Laumbach pointed out that the standards for air pollution have been lowered over the years and that repeated exposure to pollutants will impact the health of residents.

Two dozen union members with the International Brotherhood of Electrical Workers (IBEW) and Laborers' International Union of North America (LiUNA) held signs in support of the NESE project.

They brought along a truck equipped with a large video screen and blasting music that drowned out the sound of the speakers at the rally.

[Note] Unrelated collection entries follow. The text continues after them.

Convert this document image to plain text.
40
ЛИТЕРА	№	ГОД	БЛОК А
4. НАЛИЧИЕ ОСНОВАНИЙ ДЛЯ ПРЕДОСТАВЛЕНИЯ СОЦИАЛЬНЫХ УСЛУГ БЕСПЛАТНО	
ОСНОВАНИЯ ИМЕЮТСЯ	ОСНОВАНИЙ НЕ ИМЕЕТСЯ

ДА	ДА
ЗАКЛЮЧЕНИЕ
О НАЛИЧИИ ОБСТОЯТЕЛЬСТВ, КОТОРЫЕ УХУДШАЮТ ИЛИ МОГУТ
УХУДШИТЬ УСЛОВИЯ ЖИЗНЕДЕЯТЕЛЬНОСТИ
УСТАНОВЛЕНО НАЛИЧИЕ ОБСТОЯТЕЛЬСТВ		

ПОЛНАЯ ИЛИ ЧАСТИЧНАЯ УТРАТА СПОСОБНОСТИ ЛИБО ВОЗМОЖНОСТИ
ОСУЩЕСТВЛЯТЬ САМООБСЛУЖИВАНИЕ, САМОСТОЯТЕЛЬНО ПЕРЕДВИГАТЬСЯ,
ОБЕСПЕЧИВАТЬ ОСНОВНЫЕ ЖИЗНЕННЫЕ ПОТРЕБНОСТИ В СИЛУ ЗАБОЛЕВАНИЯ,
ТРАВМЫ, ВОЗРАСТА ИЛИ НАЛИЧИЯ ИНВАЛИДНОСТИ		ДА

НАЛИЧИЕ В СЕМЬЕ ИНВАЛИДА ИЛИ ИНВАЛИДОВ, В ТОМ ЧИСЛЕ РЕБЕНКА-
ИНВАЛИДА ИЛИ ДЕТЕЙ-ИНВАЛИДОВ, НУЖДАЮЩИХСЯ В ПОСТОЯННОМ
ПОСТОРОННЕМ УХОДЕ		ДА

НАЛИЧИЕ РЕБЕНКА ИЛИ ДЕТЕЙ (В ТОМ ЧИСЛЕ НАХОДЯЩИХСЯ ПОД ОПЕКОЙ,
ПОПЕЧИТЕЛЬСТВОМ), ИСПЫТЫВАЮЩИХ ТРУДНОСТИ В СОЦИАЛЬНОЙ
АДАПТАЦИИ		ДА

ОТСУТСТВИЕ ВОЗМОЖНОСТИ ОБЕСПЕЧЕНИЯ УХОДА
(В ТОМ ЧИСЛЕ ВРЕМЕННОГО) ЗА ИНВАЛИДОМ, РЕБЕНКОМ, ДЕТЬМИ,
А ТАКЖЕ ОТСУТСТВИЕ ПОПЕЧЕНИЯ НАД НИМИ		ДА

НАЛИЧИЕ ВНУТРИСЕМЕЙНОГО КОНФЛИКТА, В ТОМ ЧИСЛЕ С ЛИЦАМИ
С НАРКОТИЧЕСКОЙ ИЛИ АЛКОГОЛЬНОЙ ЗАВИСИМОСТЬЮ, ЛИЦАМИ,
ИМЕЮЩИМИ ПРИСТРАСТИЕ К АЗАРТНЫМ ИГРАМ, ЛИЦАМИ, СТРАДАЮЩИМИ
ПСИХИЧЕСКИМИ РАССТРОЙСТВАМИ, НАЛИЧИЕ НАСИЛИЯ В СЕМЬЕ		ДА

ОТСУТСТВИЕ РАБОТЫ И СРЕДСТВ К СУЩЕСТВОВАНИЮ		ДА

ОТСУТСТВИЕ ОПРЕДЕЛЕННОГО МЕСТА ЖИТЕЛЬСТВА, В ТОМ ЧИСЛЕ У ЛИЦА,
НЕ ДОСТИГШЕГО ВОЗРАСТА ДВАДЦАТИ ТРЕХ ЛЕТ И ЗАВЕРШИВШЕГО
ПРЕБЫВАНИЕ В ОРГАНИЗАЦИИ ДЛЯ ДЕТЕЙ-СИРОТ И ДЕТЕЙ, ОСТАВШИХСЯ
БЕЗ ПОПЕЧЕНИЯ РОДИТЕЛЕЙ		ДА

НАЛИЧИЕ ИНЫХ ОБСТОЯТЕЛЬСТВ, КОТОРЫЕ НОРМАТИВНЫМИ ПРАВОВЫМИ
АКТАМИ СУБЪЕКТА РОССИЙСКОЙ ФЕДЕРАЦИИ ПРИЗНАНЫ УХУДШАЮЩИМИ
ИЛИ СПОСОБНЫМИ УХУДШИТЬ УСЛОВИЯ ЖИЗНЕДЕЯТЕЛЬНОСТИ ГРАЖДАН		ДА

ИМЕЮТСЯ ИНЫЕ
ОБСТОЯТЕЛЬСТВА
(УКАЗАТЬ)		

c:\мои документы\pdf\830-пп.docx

“The people have to do everything they can possibly do to stop fossil fuel projects from going through because they hurt people, animals, and the environment," said Barbara Cuthbert, a member of the Franklin Township Task Force, which was created by the Township Council in February 2017 to keep the Council & residents informed about the permitting process and concerns.

"FERC and state agencies are only required to have the companies live up to certain standards, which are not strong enough to truly protect us," said Cuthbert.

She became concerned when the potential source of the gas came to light, and then she learned about the dangers of natural gas compressor stations and pipelines.

Cuthbert and many members of the public oppose the project because they say it will encourage more fracking, a dangerous type of gas drilling that is prevalent in Pennsylvania and tied to water contamination.

Though this project starts in the Marcellus Shale region of Pennsylvania where gas is fracked, the company says the source of the gas could come from many places.

May 14 is the deadline for anyone to submit comments to FERC.  Food & Water Watch is also encouraging opponents of the project to contact Governor Murphy and ask him to direct the Department of Environmental Protection to deny the required water quality permit.